Jembatan Cita-Cita
June 01, 2015
Di ruangan
ini, aku seperti tengah menyaksikan video usang. Benakku kembali ke sebuah
peristiwa yang terjadi persis dua puluh tahun lalu. Aku masih ingat jelas apa
yang dikatakan sahabat kecilku itu. Serupa suara bocah usia tiga belas tahun
pada umumnya. Tak beda. Namun ada sebuah cita-cita besar yang ia punya. Yang
tak semua anak miliki, termasuk aku. Tentang masa depan sebuah tempat. Tempat
kami dilahirkan.
***
Kakiku berhati-hati
meniti jembatan gantung ini. Kayu-kayunya rapuh. Bahkan, di beberapa bagian
sudah rusak dan patah. Sehingga terlihat dari lubang itu aliran Sungai Ciberang
yang deras. Setiap pagi, kami harus melalui jembatan ini untuk sampai ke
sekolah. Letaknya ada di jalan raya yang bila ditempuh melalui jalur darat maka
akan menghabiskan waktu selama dua jam. Itu sebabnya sejak kecil, setiap kali
kami akan ke kota, ibu dan kakakku selalu melalui jembatan ini. Jalur
penghubung antara kampung Waru, desa Sangiangtanjung dan desa Pasirtanjung.
“Tunggulah,
Mat. jangan buru-buru!”
“Sebentar
lagi masuk. Ayo lekas!”
Ketika
itu aku sungguh geram. Ia berlari dengan lincahnya, sementara aku ketakutan
karena lantai jembatan terus bergoyang-goyang dan miring. Semakin kencang
hingga memaksa aku melipir ke tepi
dan berpegangan dengan kawat sling yang menggantung. Hanya satu, sedangkan
kawat lainnya sudah lama putus akibat diterjang banjir.
Ah,
untuk berangkat ke sekolah saja betapa sulitnya. Terserahlah kalaupun aku
telat. Lebih baik berjemur di sebelah tiang bendera, daripada harus menempuh
perjalanan berkilo-kilo meter ini.
“Hari
ini aku tidak mau sekolah,” kataku datar.

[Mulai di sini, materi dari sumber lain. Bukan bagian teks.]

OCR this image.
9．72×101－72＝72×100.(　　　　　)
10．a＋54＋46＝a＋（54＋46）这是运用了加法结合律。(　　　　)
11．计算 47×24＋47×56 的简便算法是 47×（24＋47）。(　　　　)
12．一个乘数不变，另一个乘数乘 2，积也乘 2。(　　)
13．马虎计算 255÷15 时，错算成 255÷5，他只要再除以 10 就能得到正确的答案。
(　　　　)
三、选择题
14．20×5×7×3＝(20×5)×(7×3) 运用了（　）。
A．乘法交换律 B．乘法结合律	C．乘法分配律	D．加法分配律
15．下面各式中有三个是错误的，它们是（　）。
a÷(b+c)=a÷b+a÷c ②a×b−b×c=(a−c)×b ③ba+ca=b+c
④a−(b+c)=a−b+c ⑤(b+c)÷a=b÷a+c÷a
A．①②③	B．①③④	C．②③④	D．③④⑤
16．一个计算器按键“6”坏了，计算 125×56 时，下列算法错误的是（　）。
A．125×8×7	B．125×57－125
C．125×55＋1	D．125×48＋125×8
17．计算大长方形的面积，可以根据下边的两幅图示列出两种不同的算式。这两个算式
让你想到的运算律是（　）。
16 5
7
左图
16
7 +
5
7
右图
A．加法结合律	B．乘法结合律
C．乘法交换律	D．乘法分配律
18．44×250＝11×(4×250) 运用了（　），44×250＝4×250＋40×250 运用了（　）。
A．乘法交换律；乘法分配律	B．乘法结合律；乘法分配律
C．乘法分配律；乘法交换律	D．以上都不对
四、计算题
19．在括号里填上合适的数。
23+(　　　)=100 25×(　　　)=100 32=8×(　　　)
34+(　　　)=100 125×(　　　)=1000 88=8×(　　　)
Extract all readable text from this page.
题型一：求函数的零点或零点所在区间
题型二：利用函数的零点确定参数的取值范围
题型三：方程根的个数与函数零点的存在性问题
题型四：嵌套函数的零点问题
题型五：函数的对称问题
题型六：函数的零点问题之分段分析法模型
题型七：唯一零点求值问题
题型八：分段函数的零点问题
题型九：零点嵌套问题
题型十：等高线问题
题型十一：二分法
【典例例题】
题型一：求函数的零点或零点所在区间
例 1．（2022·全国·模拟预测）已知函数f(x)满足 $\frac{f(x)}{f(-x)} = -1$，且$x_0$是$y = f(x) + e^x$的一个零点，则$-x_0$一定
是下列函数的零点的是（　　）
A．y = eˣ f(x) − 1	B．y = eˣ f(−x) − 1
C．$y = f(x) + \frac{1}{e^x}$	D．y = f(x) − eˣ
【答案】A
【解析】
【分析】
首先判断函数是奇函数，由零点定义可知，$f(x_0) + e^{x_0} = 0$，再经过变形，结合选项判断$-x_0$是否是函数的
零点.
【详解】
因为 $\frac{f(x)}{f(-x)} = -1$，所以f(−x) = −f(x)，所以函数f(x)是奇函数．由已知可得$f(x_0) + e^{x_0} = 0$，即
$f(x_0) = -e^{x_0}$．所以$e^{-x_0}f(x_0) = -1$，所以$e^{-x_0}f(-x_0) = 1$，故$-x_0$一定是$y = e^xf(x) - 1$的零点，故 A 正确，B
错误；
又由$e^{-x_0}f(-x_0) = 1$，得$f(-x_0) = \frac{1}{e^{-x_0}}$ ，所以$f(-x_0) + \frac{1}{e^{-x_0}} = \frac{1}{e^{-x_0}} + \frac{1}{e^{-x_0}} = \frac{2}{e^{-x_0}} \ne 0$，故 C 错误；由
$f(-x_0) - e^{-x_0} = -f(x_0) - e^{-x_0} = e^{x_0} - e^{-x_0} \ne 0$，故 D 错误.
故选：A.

Mungkin terdengar seperti bisikan.
“Apa?”
Suaraku
tenggelam karena deru sungai yang bergemerisik. Jadi, aku mengulanginya. Kami
sampai ke ujung jembatan. Butuh sepuluh menit lebih untuk meniti jembatan tak
layak pakai itu.
“Apa tak
rugi sudah berjalan sejauh ini, lalu kau memilih tak sekolah?” kami berhenti.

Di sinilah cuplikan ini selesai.